Im Zielgelände war alles für ein großes Fest vorbereitet, Essen und Getränke aufgetischt, sogar Weinflaschen standen auf den Tischen. Leider konnten wir dieses Angebot nicht nützen, da Andrea sofort nach der flower ceremony zur Dopingkontrolle nach unten musste. Mit dem Auto wurden wir also über die holprige steile Forststraße leider zu früh schon nach unten gebracht. So konnten wir die tolle Aussicht nur ganz kurz genießen. Das hätten wir übrigens in Anbetracht des uns vom Veranstalter zur Verfügung gestellten Hotelzimmers gerne länger getan: dieses erwies sich nämlich als ausgesprochen aussichtslos, blickte man doch vom einzigen Fenster direkt auf eine knapp 2 Meter entfernte dunkelgraue Betonwand, sodass es auch untertags im Zimmer stockdunkel war…

Nach der Dopingkontrolle machten wir noch einen Spaziergang am Fluss Oglio (statt des Auslaufens) und kühlten uns noch einmal am Wasserfall ab. Es war ja immer noch extrem heiß.

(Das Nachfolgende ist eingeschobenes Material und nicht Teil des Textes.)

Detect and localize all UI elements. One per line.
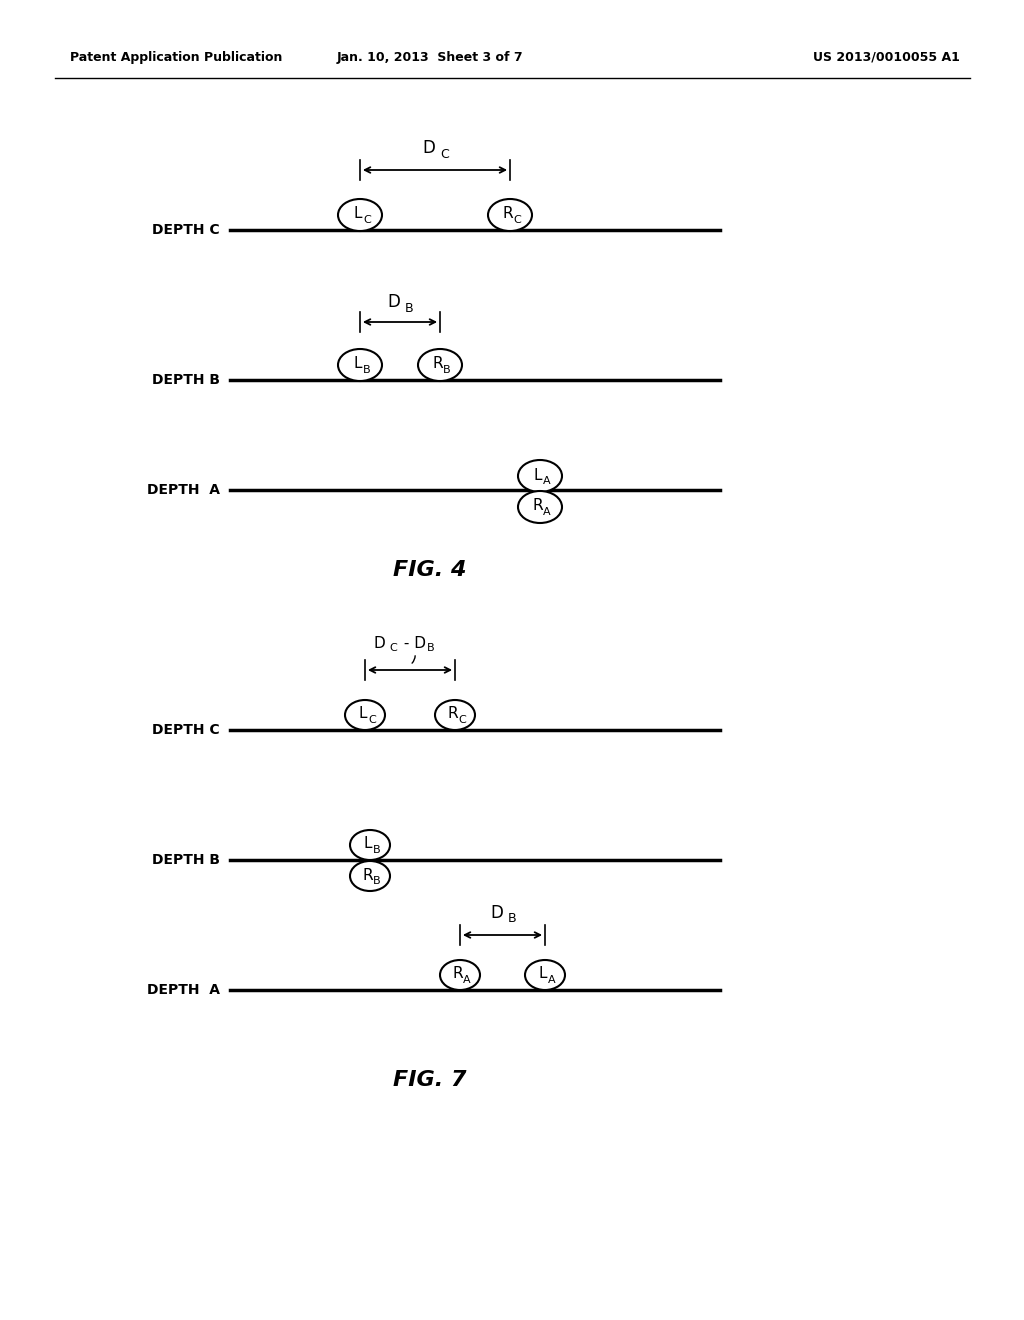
Text: B: B [364,366,371,375]
Text: R: R [433,356,443,371]
Ellipse shape [518,491,562,523]
Text: R: R [453,966,463,982]
Text: C: C [368,715,376,725]
Text: DEPTH B: DEPTH B [152,374,220,387]
Text: US 2013/0010055 A1: US 2013/0010055 A1 [813,50,961,63]
Ellipse shape [525,960,565,990]
Text: D: D [490,904,503,921]
Text: - D: - D [399,635,426,651]
Text: A: A [543,477,551,486]
Text: A: A [548,975,556,985]
Ellipse shape [488,199,532,231]
Ellipse shape [338,199,382,231]
Text: L: L [353,206,362,222]
Text: A: A [463,975,471,985]
Text: R: R [362,867,374,883]
Text: L: L [534,467,543,483]
Text: C: C [440,148,449,161]
Text: DEPTH  A: DEPTH A [147,983,220,997]
Text: FIG. 7: FIG. 7 [393,1071,467,1090]
Text: C: C [513,215,521,224]
Text: B: B [443,366,451,375]
Text: DEPTH C: DEPTH C [153,723,220,737]
Ellipse shape [435,700,475,730]
Text: B: B [373,876,381,886]
Text: L: L [539,966,547,982]
Text: C: C [458,715,466,725]
Text: R: R [447,706,459,722]
Text: Jan. 10, 2013  Sheet 3 of 7: Jan. 10, 2013 Sheet 3 of 7 [337,50,523,63]
Text: DEPTH C: DEPTH C [153,223,220,238]
Text: L: L [358,706,368,722]
Text: C: C [389,643,396,653]
Ellipse shape [350,830,390,861]
Text: FIG. 4: FIG. 4 [393,560,467,579]
Ellipse shape [440,960,480,990]
Text: L: L [364,837,373,851]
Ellipse shape [418,348,462,381]
Text: DEPTH  A: DEPTH A [147,483,220,498]
Text: DEPTH B: DEPTH B [152,853,220,867]
Text: R: R [532,499,544,513]
Ellipse shape [350,861,390,891]
Text: C: C [364,215,371,224]
Text: D: D [422,139,435,157]
Text: Patent Application Publication: Patent Application Publication [70,50,283,63]
Text: D: D [374,635,385,651]
Ellipse shape [338,348,382,381]
Text: R: R [503,206,513,222]
Text: B: B [427,643,434,653]
Text: L: L [353,356,362,371]
Ellipse shape [518,459,562,492]
Ellipse shape [345,700,385,730]
Text: A: A [543,507,551,517]
Text: D: D [387,293,400,312]
Text: B: B [373,845,381,855]
Text: B: B [406,301,414,314]
Text: B: B [508,912,517,925]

Am Abend stieg dann im Ort eine riesige Siegerehrung, hier wurde noch einmal die unglaubliche Berglaufbegeisterung in dieser Region spürbar: Mindestens 1.000 Zuschauer feierten die Athleten und es gab eine große Party. Andrea bekam ihre Preise und nach Pizza, Berglaufbier (gab es wirklich!) und Eis fielen wir todmüde ins Bett. Am nächsten Morgen liefen wir noch ein paar km am Fluss entlang, frühstückten und machten uns dann auf die nicht ganz so lange Heimreise: Denn diesmal haben alle 4 Reifen gehalten.